The Need for Anti-Bot

There are two emerging trends in today's threat landscape:

• A profit-driven cybercrime industry that uses different tools to meet its goals. This industry includes cyber-criminals, malware operators, tool providers, coders, and affiliate programs. Their "products" can be easily ordered online from numerous sites (for example, do-it-yourself malware kits, spam sending, data theft, and denial of service attacks) and organizations are finding it difficult to fight off these attacks.
• Ideological and state driven attacks that target people or organizations to promote a political cause or carry out a cyber-warfare campaign.

Both of these trends are driven by bot attacks.

A bot is malicious software that can invade your computer. There are many infection methods. These include opening attachments that exploit a vulnerability and accessing a web site that results in a malicious download.

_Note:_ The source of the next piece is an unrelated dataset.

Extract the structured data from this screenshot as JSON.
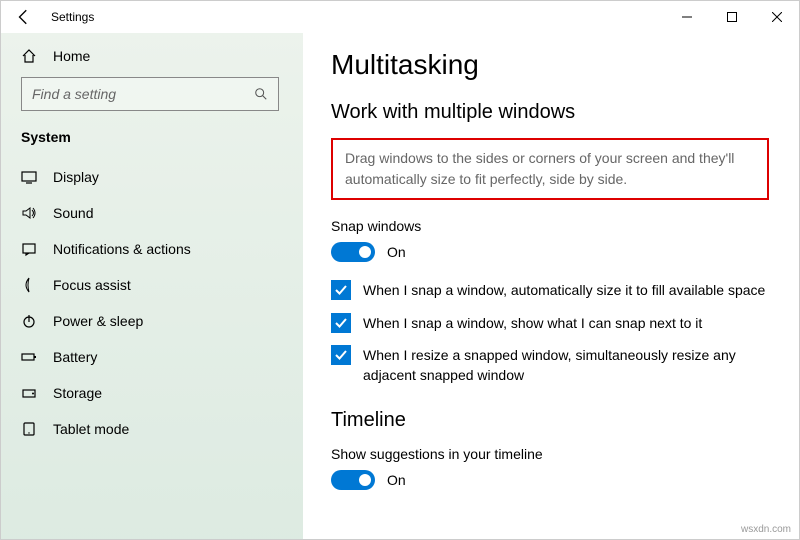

When a bot infects a computer, it:

• Takes control over the computer and neutralizes its Anti-Virus defenses. Bots are difficult to detect since they hide within your computer and change the way they appear to Anti-Virus software.
• Connects to a Command and Control (C&C) center for instructions from cyber criminals. The cyber criminals, or bot herders, can remotely control it and instruct it to execute illegal activities without your knowledge. These activities include:
  • Data theft (personal, financial, intellectual property, organizational)
  • Sending SPAM
  • Attacking resources (Denial of Service Attacks)
  • Bandwidth consumption that affects productivity

In many cases, a single bot can create multiple threats. Bots are often used as tools in attacks known as Advanced Persistent Threats (APTs) where cyber criminals pinpoint individuals or organizations for attack. A botnet is a collection of compromised computers.

The Check Point Endpoint Anti-Bot component detects and prevents these bot threats.